Project 2: Basic Anomaly Detection in Network Logs

1. Objective

To identify anomalous sequences of events in system logs using unsupervised machine learning. This project demonstrates how to detect faults, misconfigurations, or security incidents without needing prior examples of every possible bad event, making it crucial for proactive network monitoring.

2. Business Value

By automatically detecting log anomalies, we can:

Proactive Issue Detection: Identify problems before they impact customers
Security Monitoring: Detect unusual patterns that may indicate security breaches
System Health Monitoring: Catch configuration errors and system faults early
Operational Efficiency: Reduce manual log analysis and accelerate incident response

This capability enhances overall network reliability and security posture.

3. Core Libraries

pandas: For data manipulation and log processing
numpy: For numerical operations and data handling
scikit-learn: For the IsolationForest algorithm and TF-IDF vectorization
matplotlib & seaborn: For visualization of results
re: For regular expression-based log parsing
kaggle: For dataset acquisition

4. Dataset

Primary Dataset: HDFS Log Anomaly Detection Dataset (Available on Kaggle)
Why it's suitable: The HDFS dataset tracks events related to data block operations in a large computing cluster, making it an excellent proxy for complex network system logs. It contains both normal operational logs and anomalous sequences, with ground truth labels for evaluation. The logs represent realistic system behavior patterns that are similar to what network engineers encounter in production environments.

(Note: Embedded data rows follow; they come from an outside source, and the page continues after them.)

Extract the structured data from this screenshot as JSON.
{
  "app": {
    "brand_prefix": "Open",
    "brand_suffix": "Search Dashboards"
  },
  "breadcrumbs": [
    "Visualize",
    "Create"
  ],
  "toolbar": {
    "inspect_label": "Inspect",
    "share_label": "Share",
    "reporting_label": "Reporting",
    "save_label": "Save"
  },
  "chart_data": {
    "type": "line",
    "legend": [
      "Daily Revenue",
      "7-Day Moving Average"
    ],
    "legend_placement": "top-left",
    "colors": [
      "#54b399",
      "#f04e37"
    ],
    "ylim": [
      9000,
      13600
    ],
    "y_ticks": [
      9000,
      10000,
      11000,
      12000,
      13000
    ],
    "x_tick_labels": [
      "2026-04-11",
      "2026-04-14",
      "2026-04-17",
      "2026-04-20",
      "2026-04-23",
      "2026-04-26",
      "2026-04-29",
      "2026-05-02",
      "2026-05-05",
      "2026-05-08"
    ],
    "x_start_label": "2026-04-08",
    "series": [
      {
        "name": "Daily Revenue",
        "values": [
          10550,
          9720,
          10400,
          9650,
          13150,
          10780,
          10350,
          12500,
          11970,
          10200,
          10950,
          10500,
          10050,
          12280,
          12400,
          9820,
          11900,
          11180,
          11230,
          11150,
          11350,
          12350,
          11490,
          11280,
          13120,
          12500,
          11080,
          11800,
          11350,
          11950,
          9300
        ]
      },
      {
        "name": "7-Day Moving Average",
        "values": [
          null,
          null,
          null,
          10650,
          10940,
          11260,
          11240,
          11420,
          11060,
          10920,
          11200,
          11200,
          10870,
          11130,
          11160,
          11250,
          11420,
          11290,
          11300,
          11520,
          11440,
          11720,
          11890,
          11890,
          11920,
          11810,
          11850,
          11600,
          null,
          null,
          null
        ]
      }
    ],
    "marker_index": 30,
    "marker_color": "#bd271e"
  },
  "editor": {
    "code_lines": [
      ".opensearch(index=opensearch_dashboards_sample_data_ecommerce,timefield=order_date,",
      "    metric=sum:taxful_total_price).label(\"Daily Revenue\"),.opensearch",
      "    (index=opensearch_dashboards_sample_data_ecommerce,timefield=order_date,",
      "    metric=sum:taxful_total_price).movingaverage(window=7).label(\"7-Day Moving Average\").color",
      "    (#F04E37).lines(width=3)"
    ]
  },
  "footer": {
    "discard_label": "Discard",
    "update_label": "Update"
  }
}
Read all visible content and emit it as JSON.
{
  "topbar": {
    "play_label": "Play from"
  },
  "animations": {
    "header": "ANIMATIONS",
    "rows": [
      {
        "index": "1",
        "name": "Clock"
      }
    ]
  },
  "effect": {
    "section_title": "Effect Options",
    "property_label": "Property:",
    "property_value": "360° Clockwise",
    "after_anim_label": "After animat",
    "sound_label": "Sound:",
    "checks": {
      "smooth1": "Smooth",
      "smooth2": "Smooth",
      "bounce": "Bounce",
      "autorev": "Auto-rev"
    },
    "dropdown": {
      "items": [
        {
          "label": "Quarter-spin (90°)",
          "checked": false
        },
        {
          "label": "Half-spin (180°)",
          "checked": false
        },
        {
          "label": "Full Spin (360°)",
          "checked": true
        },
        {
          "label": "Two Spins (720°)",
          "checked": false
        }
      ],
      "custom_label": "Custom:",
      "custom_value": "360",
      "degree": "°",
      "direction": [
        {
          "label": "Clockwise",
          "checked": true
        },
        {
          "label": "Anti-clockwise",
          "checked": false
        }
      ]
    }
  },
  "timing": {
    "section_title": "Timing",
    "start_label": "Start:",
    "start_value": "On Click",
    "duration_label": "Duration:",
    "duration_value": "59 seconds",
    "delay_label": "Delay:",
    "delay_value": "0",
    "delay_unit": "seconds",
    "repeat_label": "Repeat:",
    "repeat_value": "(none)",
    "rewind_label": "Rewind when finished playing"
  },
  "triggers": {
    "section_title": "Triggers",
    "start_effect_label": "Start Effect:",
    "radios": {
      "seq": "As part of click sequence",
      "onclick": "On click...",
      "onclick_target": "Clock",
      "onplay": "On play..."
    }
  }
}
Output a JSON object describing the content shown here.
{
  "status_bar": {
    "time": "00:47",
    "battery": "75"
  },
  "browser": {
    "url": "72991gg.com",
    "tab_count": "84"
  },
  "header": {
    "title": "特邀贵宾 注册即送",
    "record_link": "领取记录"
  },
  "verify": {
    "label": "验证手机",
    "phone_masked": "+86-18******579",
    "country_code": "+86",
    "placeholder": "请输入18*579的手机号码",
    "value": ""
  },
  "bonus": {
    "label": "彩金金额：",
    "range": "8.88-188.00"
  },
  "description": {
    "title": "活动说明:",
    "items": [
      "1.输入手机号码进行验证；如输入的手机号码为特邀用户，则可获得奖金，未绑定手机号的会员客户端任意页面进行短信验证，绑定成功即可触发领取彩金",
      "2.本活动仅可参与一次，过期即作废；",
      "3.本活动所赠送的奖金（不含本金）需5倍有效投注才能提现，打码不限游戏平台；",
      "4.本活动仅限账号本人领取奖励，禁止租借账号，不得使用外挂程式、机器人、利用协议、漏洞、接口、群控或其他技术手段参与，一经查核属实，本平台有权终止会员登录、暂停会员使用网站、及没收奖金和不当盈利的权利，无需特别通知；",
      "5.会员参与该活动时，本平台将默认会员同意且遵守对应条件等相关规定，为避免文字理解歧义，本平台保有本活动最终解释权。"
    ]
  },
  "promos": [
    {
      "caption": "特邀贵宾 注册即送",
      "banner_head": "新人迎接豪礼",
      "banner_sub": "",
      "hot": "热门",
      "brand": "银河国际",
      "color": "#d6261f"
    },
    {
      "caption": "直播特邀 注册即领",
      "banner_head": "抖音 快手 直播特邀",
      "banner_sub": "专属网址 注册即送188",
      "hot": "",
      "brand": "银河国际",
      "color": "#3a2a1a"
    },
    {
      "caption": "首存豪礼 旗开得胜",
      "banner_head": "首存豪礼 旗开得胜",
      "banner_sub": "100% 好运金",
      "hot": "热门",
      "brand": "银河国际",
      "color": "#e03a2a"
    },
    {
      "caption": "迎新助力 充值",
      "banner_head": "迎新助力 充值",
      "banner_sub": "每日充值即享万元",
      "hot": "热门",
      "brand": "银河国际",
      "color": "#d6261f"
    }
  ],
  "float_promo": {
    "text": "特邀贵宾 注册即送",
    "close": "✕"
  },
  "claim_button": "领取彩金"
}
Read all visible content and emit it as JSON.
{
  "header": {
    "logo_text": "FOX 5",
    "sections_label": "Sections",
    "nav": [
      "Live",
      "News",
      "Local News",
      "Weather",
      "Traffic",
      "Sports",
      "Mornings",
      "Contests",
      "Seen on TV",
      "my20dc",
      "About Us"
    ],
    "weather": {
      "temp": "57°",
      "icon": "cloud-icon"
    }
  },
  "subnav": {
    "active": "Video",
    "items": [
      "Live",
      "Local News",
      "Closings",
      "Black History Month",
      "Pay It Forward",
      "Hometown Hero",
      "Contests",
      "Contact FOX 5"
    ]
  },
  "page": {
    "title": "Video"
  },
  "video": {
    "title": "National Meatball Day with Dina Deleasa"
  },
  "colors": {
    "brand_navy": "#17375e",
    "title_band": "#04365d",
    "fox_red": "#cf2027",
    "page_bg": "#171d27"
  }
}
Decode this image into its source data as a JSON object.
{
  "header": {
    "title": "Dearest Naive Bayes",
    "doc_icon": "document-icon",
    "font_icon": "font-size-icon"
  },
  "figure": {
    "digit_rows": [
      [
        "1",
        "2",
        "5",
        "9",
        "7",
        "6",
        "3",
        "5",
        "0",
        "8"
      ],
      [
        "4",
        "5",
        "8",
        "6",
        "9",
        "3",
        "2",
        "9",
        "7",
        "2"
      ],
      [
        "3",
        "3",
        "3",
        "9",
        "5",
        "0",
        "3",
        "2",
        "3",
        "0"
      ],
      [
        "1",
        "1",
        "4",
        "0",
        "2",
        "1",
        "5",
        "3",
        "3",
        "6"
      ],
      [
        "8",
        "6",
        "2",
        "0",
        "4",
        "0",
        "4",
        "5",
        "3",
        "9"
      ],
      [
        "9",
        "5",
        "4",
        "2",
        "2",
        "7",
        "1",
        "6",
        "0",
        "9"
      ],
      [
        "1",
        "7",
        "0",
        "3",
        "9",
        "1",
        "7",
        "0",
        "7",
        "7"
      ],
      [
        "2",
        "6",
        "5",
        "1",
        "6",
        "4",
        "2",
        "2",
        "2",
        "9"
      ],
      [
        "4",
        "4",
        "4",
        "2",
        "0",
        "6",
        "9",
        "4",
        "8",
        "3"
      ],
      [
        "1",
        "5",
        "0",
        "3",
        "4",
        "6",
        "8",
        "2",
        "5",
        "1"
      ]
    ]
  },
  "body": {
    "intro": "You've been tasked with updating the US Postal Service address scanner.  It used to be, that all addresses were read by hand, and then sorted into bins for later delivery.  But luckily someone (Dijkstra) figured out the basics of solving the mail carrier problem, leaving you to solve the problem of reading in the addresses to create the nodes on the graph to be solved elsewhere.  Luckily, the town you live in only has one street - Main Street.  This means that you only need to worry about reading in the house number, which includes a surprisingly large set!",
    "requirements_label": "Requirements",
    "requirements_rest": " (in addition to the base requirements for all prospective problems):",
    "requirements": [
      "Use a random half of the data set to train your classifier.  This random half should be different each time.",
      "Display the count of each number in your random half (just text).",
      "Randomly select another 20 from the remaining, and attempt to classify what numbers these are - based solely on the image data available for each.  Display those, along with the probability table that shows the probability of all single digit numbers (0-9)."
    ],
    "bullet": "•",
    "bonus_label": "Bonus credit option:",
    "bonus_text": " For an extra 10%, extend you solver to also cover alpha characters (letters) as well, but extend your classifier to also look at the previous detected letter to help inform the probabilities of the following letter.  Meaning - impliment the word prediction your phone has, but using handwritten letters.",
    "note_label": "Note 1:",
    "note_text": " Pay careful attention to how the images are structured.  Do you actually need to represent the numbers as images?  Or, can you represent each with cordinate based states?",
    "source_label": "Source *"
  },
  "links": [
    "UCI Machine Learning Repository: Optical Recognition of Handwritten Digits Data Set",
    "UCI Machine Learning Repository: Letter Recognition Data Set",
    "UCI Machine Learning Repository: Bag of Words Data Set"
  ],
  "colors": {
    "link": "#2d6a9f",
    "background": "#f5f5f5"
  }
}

5. Detailed Step-by-Step Guide

Step 1: Setup the Environment

Create project environment and install dependencies

mkdir log-anomaly-detection
cd log-anomaly-detection
python -m venv venv
source venv/bin/activate  # On Windows: venv\Scripts\activate

Install required libraries

pip install pandas numpy scikit-learn matplotlib seaborn kaggle jupyterlab

Configure Kaggle API for data download

# Place kaggle.json in ~/.kaggle/
mkdir ~/.kaggle
cp kaggle.json ~/.kaggle/
chmod 600 ~/.kaggle/kaggle.json

Step 2: Data Acquisition and Loading

Download the HDFS log dataset

import kaggle
kaggle.api.dataset_download_files('logpai/hdfs-log-anomaly-detection', unzip=True)

Load and examine the log data

import pandas as pd
import re

# Load the ground truth labels
labels_df = pd.read_csv('anomaly_label.csv')
print("Labels loaded:", labels_df.shape)

# Load raw log file
with open('HDFS.log', 'r') as f:
    logs = f.readlines()
print(f"Total log lines: {len(logs)}")

Step 3: Log Parsing and Preprocessing

Parse log entries to extract block IDs and content

def parse_log_line(line):
    # Extract block ID using regex
    match = re.search(r'(blk_[-]?\d+)', line)
    block_id = match.group(1) if match else None
    content = line.strip()
    return block_id, content

# Parse all logs
parsed_logs = [parse_log_line(line) for line in logs]
log_df = pd.DataFrame(parsed_logs, columns=['BlockId', 'Content'])
log_df.dropna(inplace=True)

print(f"Parsed logs: {log_df.shape}")

Group logs by session (BlockId)

# Each BlockId represents a session - aggregate log content
print("Grouping logs by BlockId (session)...")
session_df = log_df.groupby('BlockId')['Content'].apply(
    lambda x: ' '.join(x)
).reset_index()

# Merge with ground truth labels
session_df = pd.merge(session_df, labels_df, on='BlockId', how='left')
session_df['Label'].fillna('Normal', inplace=True)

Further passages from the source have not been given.